Een Vrouwe in 't swart gekleet en onthult, die mette rechterhand haere hoofdhayren uyt treckt, wesende gekroont met een krans van Apium of jonghvrouwmerck, houdende inde slincker een boonestruik met bladers en vruchten, en ter syden sal een Swaluwe staen.
Het swarte kleed is altijd een kenteicken van rouwe en klachte: en de hoofdhayren in 't wilde verspreyt, als mede de krans van Apium, bedieden de klachte, want by de oude wierden dieselve gebruyckt, om daer van bedden voor de dooden te maecken.

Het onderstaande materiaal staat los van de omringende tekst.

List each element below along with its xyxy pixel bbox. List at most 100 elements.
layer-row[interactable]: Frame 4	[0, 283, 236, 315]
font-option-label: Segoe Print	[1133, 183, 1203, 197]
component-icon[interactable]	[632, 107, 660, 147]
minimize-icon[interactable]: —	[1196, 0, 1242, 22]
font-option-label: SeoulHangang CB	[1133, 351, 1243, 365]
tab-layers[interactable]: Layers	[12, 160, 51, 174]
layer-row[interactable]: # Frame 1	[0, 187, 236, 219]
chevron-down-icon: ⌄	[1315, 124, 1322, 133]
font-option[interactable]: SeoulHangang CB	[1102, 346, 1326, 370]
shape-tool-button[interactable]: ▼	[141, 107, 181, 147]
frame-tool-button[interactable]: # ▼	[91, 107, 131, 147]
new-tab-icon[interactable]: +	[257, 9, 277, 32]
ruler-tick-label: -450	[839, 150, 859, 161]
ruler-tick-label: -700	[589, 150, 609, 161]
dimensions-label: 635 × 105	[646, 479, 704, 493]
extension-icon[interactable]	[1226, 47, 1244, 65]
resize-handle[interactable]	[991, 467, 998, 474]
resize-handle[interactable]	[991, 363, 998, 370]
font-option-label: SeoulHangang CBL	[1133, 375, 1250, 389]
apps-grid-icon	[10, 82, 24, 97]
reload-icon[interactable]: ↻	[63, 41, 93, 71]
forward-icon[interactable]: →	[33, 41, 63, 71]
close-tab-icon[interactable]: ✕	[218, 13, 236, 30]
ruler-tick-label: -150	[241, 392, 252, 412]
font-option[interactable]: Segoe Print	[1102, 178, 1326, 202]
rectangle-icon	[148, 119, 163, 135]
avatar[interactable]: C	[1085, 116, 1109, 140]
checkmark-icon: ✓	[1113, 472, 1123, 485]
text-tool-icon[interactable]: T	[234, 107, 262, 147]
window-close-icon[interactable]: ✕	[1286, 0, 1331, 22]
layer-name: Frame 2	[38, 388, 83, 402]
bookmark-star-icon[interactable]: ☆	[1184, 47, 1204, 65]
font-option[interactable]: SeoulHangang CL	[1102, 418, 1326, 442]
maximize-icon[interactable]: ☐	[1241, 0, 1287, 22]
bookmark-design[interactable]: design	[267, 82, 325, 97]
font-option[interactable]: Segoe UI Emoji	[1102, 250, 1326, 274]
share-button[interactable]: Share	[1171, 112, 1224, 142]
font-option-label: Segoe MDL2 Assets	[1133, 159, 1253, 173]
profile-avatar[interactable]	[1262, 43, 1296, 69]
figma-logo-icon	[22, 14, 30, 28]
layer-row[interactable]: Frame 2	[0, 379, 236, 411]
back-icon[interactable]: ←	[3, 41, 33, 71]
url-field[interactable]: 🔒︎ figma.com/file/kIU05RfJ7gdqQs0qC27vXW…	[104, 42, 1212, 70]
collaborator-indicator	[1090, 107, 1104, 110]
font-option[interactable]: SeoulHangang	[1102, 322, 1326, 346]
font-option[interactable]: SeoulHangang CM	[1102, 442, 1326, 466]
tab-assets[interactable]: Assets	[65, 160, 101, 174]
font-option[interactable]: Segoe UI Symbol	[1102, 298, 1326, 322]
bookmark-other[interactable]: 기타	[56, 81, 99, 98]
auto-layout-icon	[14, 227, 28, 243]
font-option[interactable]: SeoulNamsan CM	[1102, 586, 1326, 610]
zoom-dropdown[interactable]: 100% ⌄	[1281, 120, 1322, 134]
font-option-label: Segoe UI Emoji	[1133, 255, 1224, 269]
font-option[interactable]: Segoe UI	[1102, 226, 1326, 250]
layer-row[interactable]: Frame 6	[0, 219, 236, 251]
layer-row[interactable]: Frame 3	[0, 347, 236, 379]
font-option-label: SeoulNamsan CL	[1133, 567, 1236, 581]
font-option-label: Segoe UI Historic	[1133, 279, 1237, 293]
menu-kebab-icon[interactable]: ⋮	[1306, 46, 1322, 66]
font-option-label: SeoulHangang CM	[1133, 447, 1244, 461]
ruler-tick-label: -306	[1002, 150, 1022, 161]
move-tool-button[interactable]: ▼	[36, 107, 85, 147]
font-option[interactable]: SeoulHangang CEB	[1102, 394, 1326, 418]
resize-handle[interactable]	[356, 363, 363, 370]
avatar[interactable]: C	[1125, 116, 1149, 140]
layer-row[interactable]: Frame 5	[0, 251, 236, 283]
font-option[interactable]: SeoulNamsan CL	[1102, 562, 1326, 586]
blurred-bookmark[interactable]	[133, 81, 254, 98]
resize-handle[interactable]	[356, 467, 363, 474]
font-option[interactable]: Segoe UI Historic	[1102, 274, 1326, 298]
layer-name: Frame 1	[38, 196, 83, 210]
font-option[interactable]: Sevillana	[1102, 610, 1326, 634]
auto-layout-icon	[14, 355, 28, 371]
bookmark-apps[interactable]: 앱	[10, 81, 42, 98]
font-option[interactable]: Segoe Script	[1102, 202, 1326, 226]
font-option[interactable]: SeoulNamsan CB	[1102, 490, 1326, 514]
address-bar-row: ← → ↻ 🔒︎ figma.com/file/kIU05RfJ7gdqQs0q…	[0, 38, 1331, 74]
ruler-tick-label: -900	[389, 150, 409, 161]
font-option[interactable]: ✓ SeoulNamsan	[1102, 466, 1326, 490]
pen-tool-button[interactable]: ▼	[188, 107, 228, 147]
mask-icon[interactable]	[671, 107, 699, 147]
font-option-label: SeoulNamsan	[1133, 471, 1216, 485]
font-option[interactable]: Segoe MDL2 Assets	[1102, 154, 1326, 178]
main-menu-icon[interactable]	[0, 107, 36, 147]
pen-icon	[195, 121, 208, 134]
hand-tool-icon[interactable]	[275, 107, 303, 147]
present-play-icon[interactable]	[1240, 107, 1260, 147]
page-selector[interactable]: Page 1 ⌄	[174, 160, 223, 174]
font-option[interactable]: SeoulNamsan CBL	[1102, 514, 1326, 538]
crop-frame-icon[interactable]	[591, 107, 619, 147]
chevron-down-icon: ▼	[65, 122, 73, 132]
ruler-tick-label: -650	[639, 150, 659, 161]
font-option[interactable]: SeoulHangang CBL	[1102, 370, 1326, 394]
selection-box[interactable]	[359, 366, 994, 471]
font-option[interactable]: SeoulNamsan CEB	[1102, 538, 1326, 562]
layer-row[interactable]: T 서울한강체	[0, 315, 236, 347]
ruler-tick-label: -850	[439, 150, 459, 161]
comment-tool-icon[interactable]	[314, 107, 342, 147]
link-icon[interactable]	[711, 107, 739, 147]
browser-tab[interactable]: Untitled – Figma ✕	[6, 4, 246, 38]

De struyck van Boonen worter gestelt, om de meninge van de Oude Latinen te volgen, die daer wilden dat dese soude zijn een plante van klachte en van treuricheyt, seggende dat onder dese plante het woord van rouw en van klachte geschreven was: waer over Varro verbood dat de Priesters die selve niet souden eeten. 't Lust my oock, tot dit voorstel te verhaelen de Sotheyd van Pythagoras, diewelcke van de Vyanden besprongen zijnde, konnende sich gemacklijck bergen in een veld met boonen datter na by was, heeft sich veel liever willen laeten dooden, seggende, dat hy de afgestorvene zielen niet wilde ontrusten of verstooren, die hy dwaeslijck waende, dat onder dese bloemen rusten.
De Swaluwe wort voor de klachte gestelt, om dat haer sangh seer treurigh is. Waer over de Poëten versieren, dat Progne schreyde over het ongelijck, dat haeren man Tereus was aengedaen, gelijck veele Schrijvers dat selve wydlopigh verhaelen.